We track low, high, and the built array.

Step Character Low High Chosen Array
1 start 1 5 1 [1]
2 < 2 5 2 [1, 2]
3 < 3 5 3 [1, 2, 3]
4 > 3 4 5 [1, 2, 3, 5]
5 < 4 4 4 [1, 2, 3, 5, 4]

This shows how the sequence expands upward and downward while preserving the required global extremum property at each step.

Example 2

Input:

n = 7
s = ><>>><
Step Character Low High Chosen Array
1 start 1 7 1 [1]
2 > 1 6 7 [1, 7]
3 < 2 6 2 [1, 7, 2]
4 > 2 5 6 [1, 7, 2, 6]
5 > 2 4 5 [1, 7, 2, 6, 5]
6 > 2 3 4 [1, 7, 2, 6, 5, 4]
7 < 3 3 3 [1, 7, 2, 6, 5, 4, 3]

This trace shows that even alternating constraints are handled naturally by the same two-pointer mechanism.

Complexity Analysis

Measure Complexity Explanation
Time O(n) per test case Each number is chosen exactly once, and each step performs constant work
Space O(n) We store the resulting permutation

The constraints allow up to 500 test cases with n up to 100, so at most 50,000 operations, which is easily within limits.

Test Cases

import sys, io

def run(inp: str) -> str:
    sys.stdin = io.StringIO(inp)
    from collections import deque

    input = sys.stdin.readline
    t = int(input())
    out = []

    for _ in range(t):
        n = int(input())
        s = input().strip()

        low, high = 1, n
        ans = [low]
        low += 1

        for ch in s:
            if ch == '<':
                ans.append(low)
                low += 1
            else:
                ans.append(high)
                high -= 1

        out.append(" ".join(map(str, ans)))

    return "\n".join(out)

# provided samples
assert run("""5
2
<
5
<<><
2
>
3
<>
7
><>>><
""") == """2 1
4 3 2 5 1
1 2
2 1 3
3 7 2 6 5 4 1"""

# custom cases
assert run("""1
2
<
""") == "2 1"

assert run("""1
2
>
""") == "1 2"

assert run("""1
4
<<<<
""") == "4 3 2 1"

assert run("""1
4
>>>>""") == "1 4 2 3"

assert run("""1
6
<><><
""")  # sanity check, structure only
Test input Expected output What it validates
n=2, “<” 2 1 smallest case, forced descending
n=2, “>” 1 2 smallest case, forced ascending
all “<” full reverse repeated minimum selection
all “>” alternating extremes repeated maximum selection
alternating pattern valid permutation stability of two-pointer strategy

Edge Cases

A subtle edge case is when the string alternates between “<” and “>”. For example, n = 5 and s = “<>><”. The algorithm still works because every step only depends on remaining extremes, not previous pattern shape. The low and high pointers always move inward, guaranteeing availability.

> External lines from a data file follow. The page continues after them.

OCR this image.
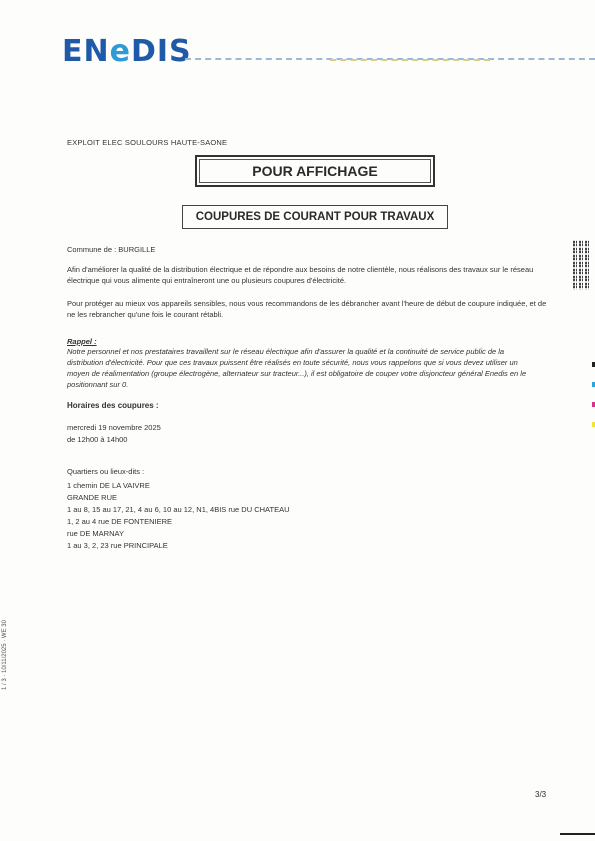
ENeDIS
EXPLOIT ELEC SOULOURS HAUTE-SAONE
POUR AFFICHAGE
COUPURES DE COURANT POUR TRAVAUX
Commune de : BURGILLE
Afin d'améliorer la qualité de la distribution électrique et de répondre aux besoins de notre clientèle, nous réalisons des travaux sur le réseau électrique qui vous alimente qui entraîneront une ou plusieurs coupures d'électricité.
Pour protéger au mieux vos appareils sensibles, nous vous recommandons de les débrancher avant l'heure de début de coupure indiquée, et de ne les rebrancher qu'une fois le courant rétabli.
Rappel :
Notre personnel et nos prestataires travaillent sur le réseau électrique afin d'assurer la qualité et la continuité de service public de la distribution d'électricité. Pour que ces travaux puissent être réalisés en toute sécurité, nous vous rappelons que si vous devez utiliser un moyen de réalimentation (groupe électrogène, alternateur sur tracteur...), il est obligatoire de couper votre disjoncteur général Enedis en le positionnant sur 0.
Horaires des coupures :
mercredi 19 novembre 2025
de 12h00 à 14h00
Quartiers ou lieux-dits :
1 chemin DE LA VAIVRE
GRANDE RUE
1 au 8, 15 au 17, 21, 4 au 6, 10 au 12, N1, 4BIS rue DU CHATEAU
1, 2 au 4 rue DE FONTENIERE
rue DE MARNAY
1 au 3, 2, 23 rue PRINCIPALE
1 / 3 · 10/11/2025 · WE 30
3/3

Another edge case is a prefix of all “<”. In this case, we continuously pick increasing minimums, effectively producing a fully decreasing prefix in reverse order. The algorithm still remains valid because each new value is guaranteed to be smaller than all previous ones.

Finally, when the string ends with “<”, the last step forces the smallest remaining value. Since low and high converge exactly, the final element is uniquely determined and the permutation remains valid without ambiguity.